Aanhangsel van de Handelingen

Vragen gesteld door de leden der Kamer, met de daarop door de regering gegeven antwoorden

325

Vragen van de leden Wilders en Hirsi Ali (beiden VVD) aan de ministers van Buitenlandse Zaken en voor Ontwikkelingssamenwerking over het Arab Human Development Report 2003 van de Verenigde Naties. (Ingezonden 22 oktober 2003)

1

Heeft u kennisgenomen van het op 20 oktober 2003 gepresenteerde Arab Human Development Report 2003 van de Verenigde Naties, waaruit zou blijken dat de Arabische wereld op veel terreinen achterblijft bij de rest van de wereld?1

2

Deelt u de mening dat dit rapport en (meer in het algemeen) de ontwikkeling van de Arabische wereld om vele redenen ook van groot belang zijn voor Europa en Nederland?

3

Wilt u dit rapport ruim vóór de behandeling van de begroting Buitenlandse Zaken 2004 naar de Kamer geleiden en voorzien van een kabinetsstandpunt over de belangrijkste conclusies? Wilt u daarbij ook aandacht besteden aan de gevolgen voor het Nederlandse beleid, zowel wat betreft de ontwikkelingssamenwerking met als wat betreft het inperken van de migratie uit de Arabische wereld naar Europa c.q. Nederland?

Antwoord

Antwoord van minister De Hoop Scheffer (Buitenlandse Zaken) en van minister Van Ardenne-van der Hoeven (Ontwikkelingssamenwerking). (Ontvangen 18 november 2003)

1

Ja.

2

Ja.

3

Bijgaand treft u aan een exemplaar van het gevraagde rapport.1 Wij verwijzen verder graag naar de website van UNDP (www.undp.com) waarop het betrokken rapport integraal beschikbaar is.
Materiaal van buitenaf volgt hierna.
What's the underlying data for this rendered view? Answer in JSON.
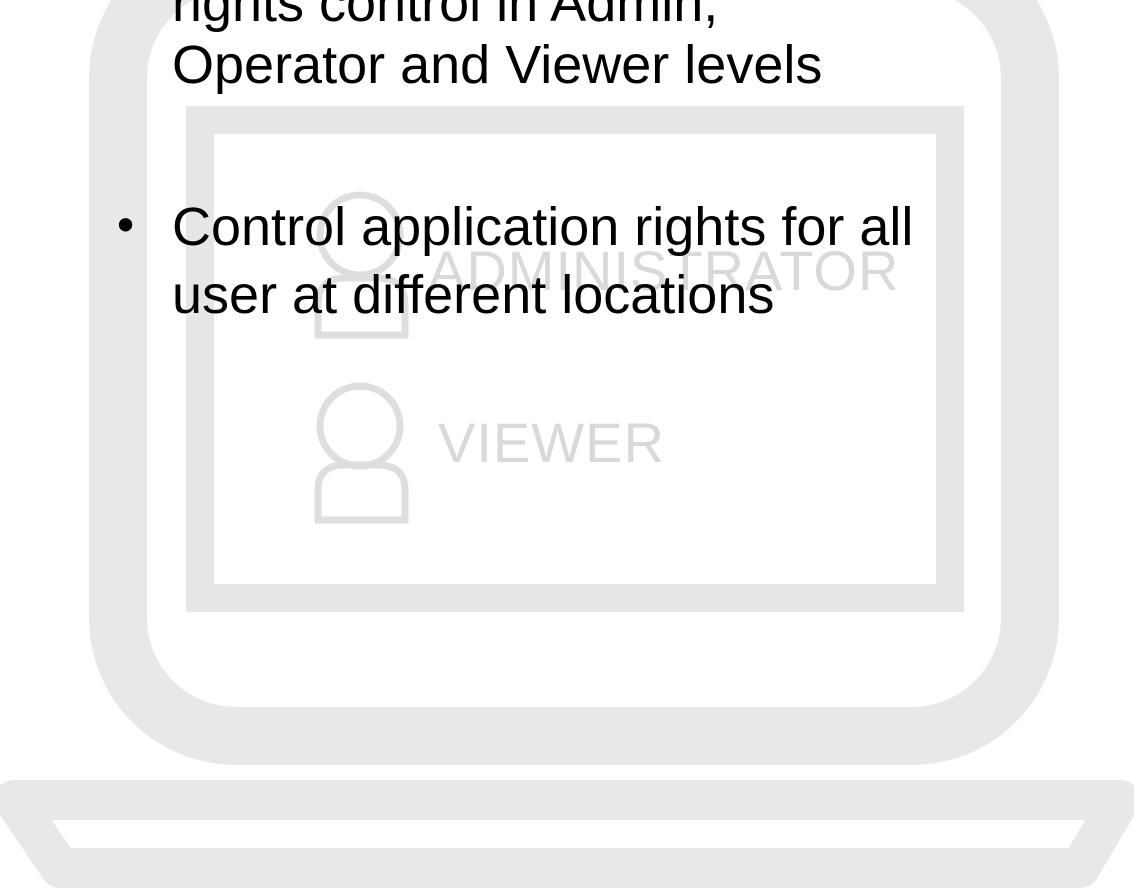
{
  "slide": {
    "bullets": [
      {
        "bullet": "",
        "lines": [
          "rights control in Admin,",
          "Operator and Viewer levels"
        ]
      },
      {
        "bullet": "•",
        "lines": [
          "Control application rights for all",
          "user at different locations"
        ]
      }
    ]
  },
  "illustration": {
    "roles": [
      "ADMINISTRATOR",
      "VIEWER"
    ],
    "icons": [
      "laptop-icon",
      "user-icon",
      "user-icon"
    ],
    "colors": {
      "outline": "#e6e6e6",
      "label": "#d9d9d9",
      "text": "#000000",
      "background": "#ffffff"
    }
  }
}
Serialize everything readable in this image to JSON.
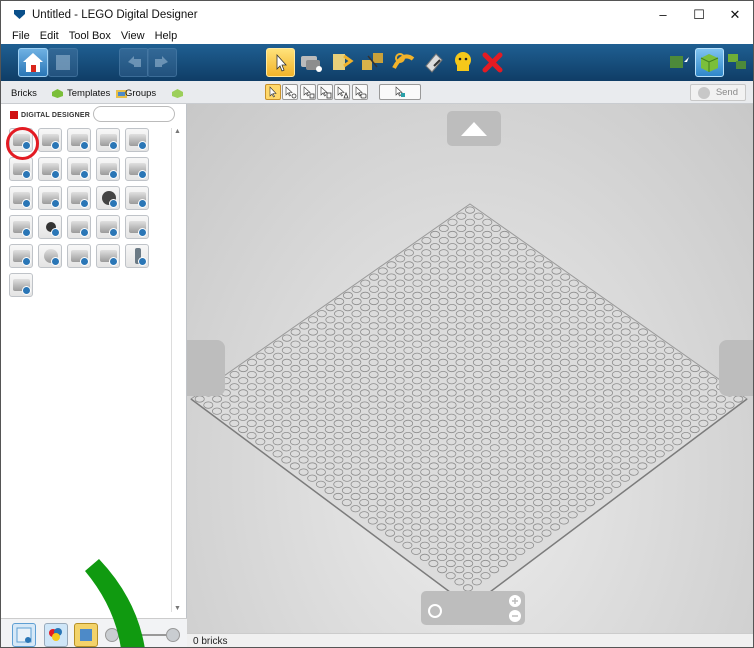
{
  "window": {
    "title": "Untitled - LEGO Digital Designer"
  },
  "menu": [
    "File",
    "Edit",
    "Tool Box",
    "View",
    "Help"
  ],
  "controls": {
    "minimize": "–",
    "maximize": "☐",
    "close": "✕"
  },
  "tabs": [
    {
      "label": "Bricks"
    },
    {
      "label": "Templates"
    },
    {
      "label": "Groups"
    }
  ],
  "palette": {
    "brand": "DIGITAL DESIGNER",
    "search_placeholder": "",
    "brick_rows": [
      5,
      5,
      5,
      5,
      5,
      1
    ]
  },
  "send": {
    "label": "Send"
  },
  "status": {
    "text": "0 bricks"
  },
  "colors": {
    "toolbar": "#1a5283",
    "accent_yellow": "#f2b32a",
    "highlight_red": "#e31b23",
    "arrow_green": "#109a10"
  },
  "icons": {
    "toolbar_left": [
      "home-icon",
      "save-icon",
      "undo-icon",
      "redo-icon"
    ],
    "toolbar_tools": [
      "select-icon",
      "clone-icon",
      "hinge-icon",
      "hinge-align-icon",
      "flex-icon",
      "paint-icon",
      "hide-icon",
      "delete-icon"
    ],
    "toolbar_right": [
      "build-mode-icon",
      "view-mode-icon",
      "instructions-mode-icon"
    ]
  }
}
Het is een onafhankelijk rapport gepubliceerd door de UNDP over de interne problematiek in de Arabische wereld op basis waarvan de discussie over verdere ontwikkelingen gevoerd kan worden. Het rapport weerspiegelt daarmee niet noodzakelijkerwijs het beleid van UNDP. Het rapport vormt dan ook geen reden om te komen tot een kabinetsstandpunt met betrekking tot de belangrijkste conclusies van dit rapport. Wel wordt vanzelfsprekend in de formulering van het Nederlandse beleid ten aanzien van de betrekkingen met de Arabische wereld, waaraan wij bijzonder belang hechten, de analyse van een zo belanghebbend rapport meegewogen.

Het rapport gaat met name in op het belang van een Arabische kennismaatschappij en wijst nog eens op de conclusie van het vorige rapport, dat daarnaast met name het gebrek aan vrijheid en transparantie en de achtergebleven positie van de vrouw de ontwikkeling in de Arabische wereld belemmeren. De regering onderschrijft deze conclusie.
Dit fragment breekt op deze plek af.